Charnelle Martins, distiller and head of distillery operations for Stranger & Sons gin (Goa)

What’s your background?
I am an alcoholic beverages scientist with a passion for brewing and distilling, a master’s in food and alcohol biotechnology and a diploma from The Institute of Brewing and Distilling. I’m a complete alcohol geek and previously worked with the Scotch Whisky Research Institute (SWRI) in Edinburgh, and with Diageo India perfecting my skills in whisky science and maturation before moving into the world of Indian craft gin with Stranger & Sons.

How did you become a distiller?
I always loved science and have been curious about flavours and food since I was young, tasting my way through everything in the kitchen. We often brewed wine and made liqueurs at home, and my dad would even let me sample his liquor cabinet because he said it’s important to know what good alcohol tastes like! It was through this liquor tasting that he – albeit unknowingly – made me appreciate the finer nuances of good alcohol that set me on the path of becoming a distiller.

What drew me to distilling primarily was the chemistry and science involved in creating flavours through fermentation. After a lot of research and applying to dozens of universities, I secured a place in a master’s course in Scotland – the heartland of whisky! I excelled at my degree and got the opportunity to intern with the SWRI, and there has been no turning back. It’s definitely not been an easy journey, but I wouldn’t want to do it any other way.

Why do you think there aren’t many female distillers?
Distilling has always been a bit of a boys’ club and lags far behind in the bartending industry when it comes to employing women. There is a social taboo associated with alcohol but I do feel that times are progressing, and there are now more women working in the alcohol industry than before, and the number is rising. At Stranger & Sons, we have built a team with women across strategic positions from distilling to marketing and executive leadership.

There are definitely a lot of talented women but in my opinion, the right exposure is lacking. I think it’s important that we encourage more women to pursue careers in science, technology, engineering and mathematics to educate and empower the next generation of distillers.
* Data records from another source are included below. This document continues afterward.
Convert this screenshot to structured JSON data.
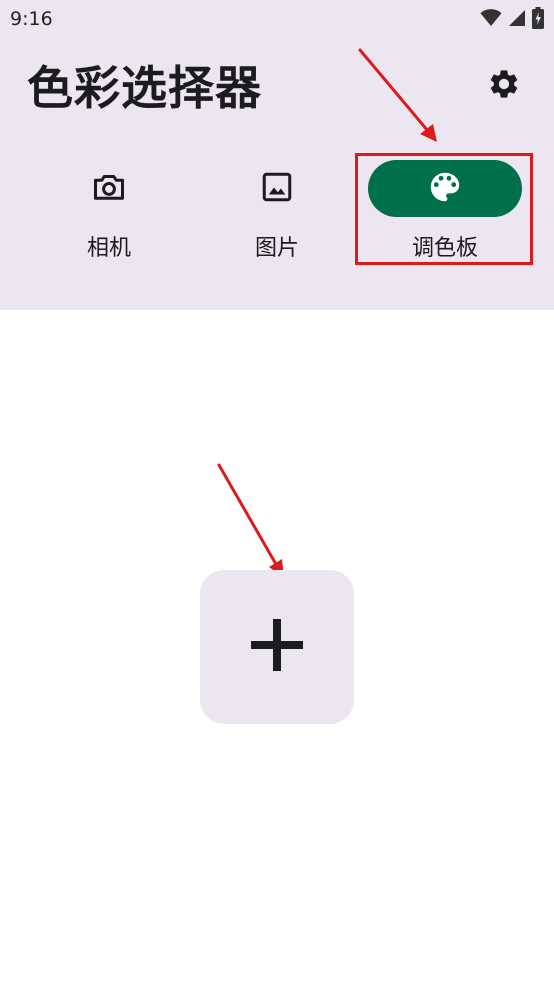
{
  "status_bar": {
    "time": "9:16",
    "icons": [
      "wifi-icon",
      "signal-icon",
      "battery-charging-icon"
    ]
  },
  "app_bar": {
    "title": "色彩选择器",
    "settings_icon": "gear-icon"
  },
  "nav": {
    "items": [
      {
        "label": "相机",
        "icon": "camera-icon",
        "selected": false
      },
      {
        "label": "图片",
        "icon": "image-icon",
        "selected": false
      },
      {
        "label": "调色板",
        "icon": "palette-icon",
        "selected": true
      }
    ]
  },
  "main": {
    "add_button_icon": "plus-icon"
  },
  "colors": {
    "header_bg": "#ebe6ef",
    "accent": "#00704a",
    "annotation": "#dd1b1b"
  }
}
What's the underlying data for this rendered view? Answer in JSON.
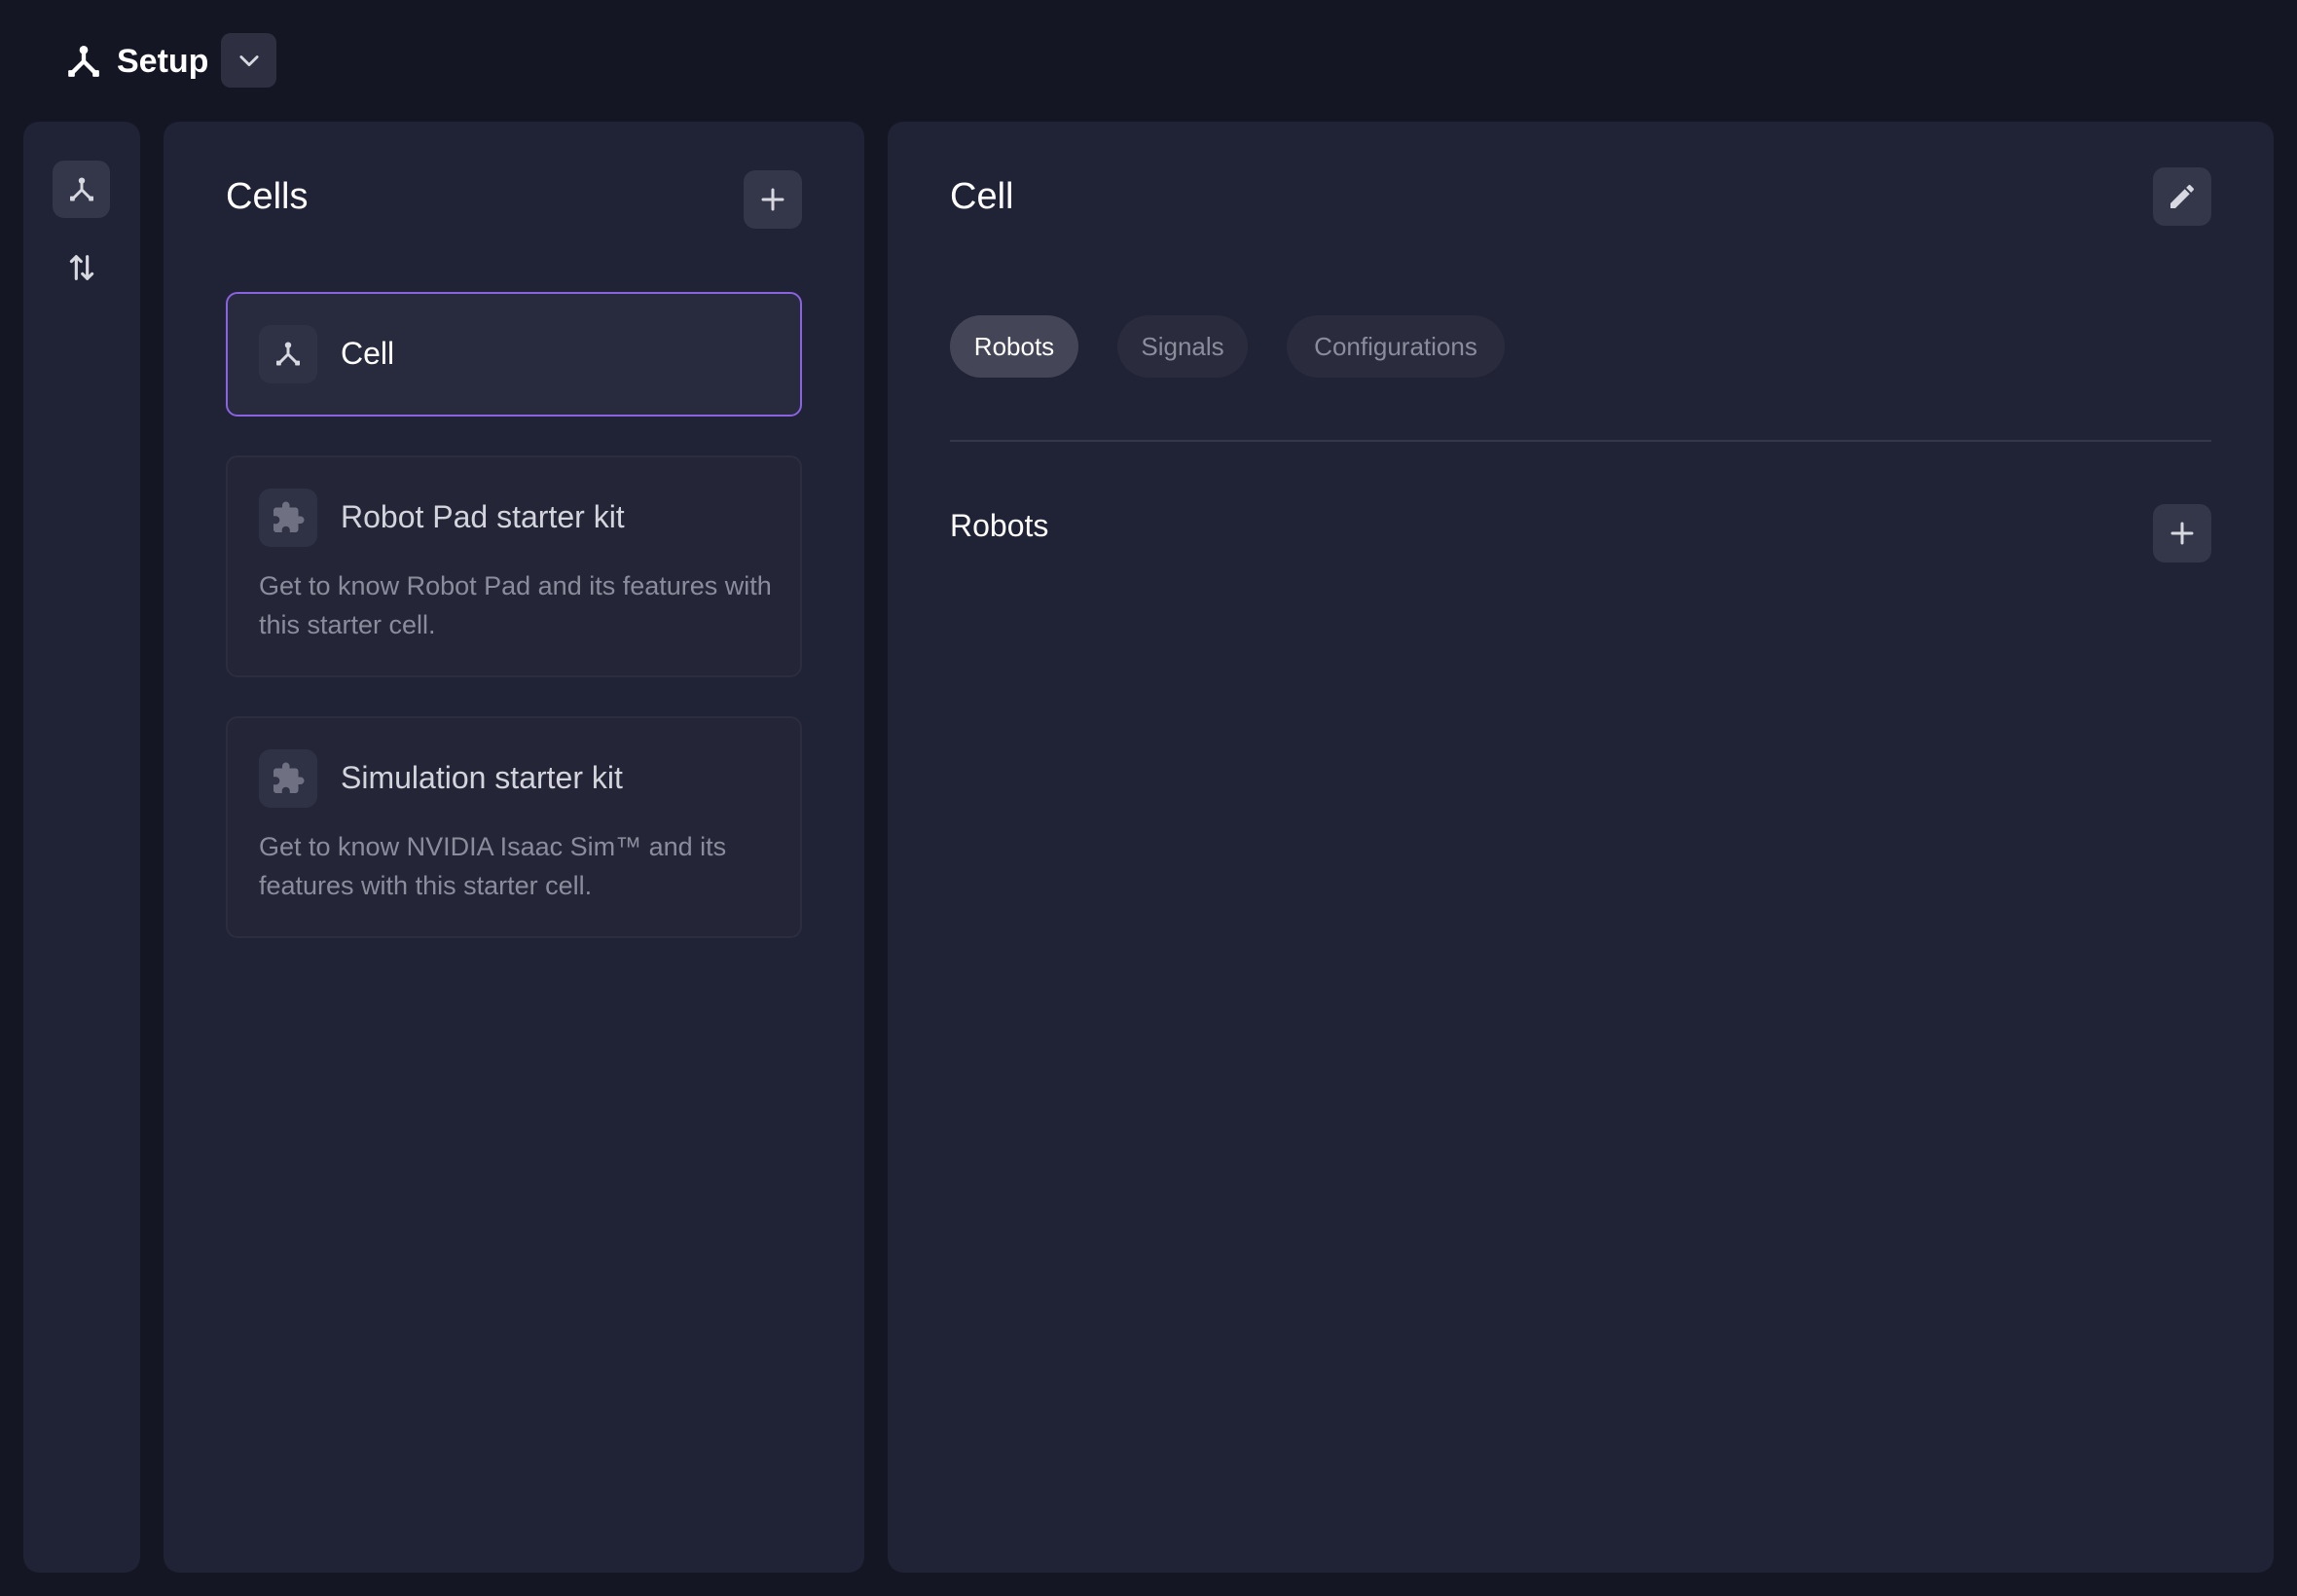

What advice do you have for women wanting to become a distiller or create their own spirit
It’s an incredible time to be a woman in the alcohol world! My advice is to do your research, because knowing what you’re going to be jumping into is critical. Go on as many tours as you can, network with others in the industry and do a few courses or get an internship to gain first-hand experience. Most importantly taste, taste and keep tasting some more to train and build your palate.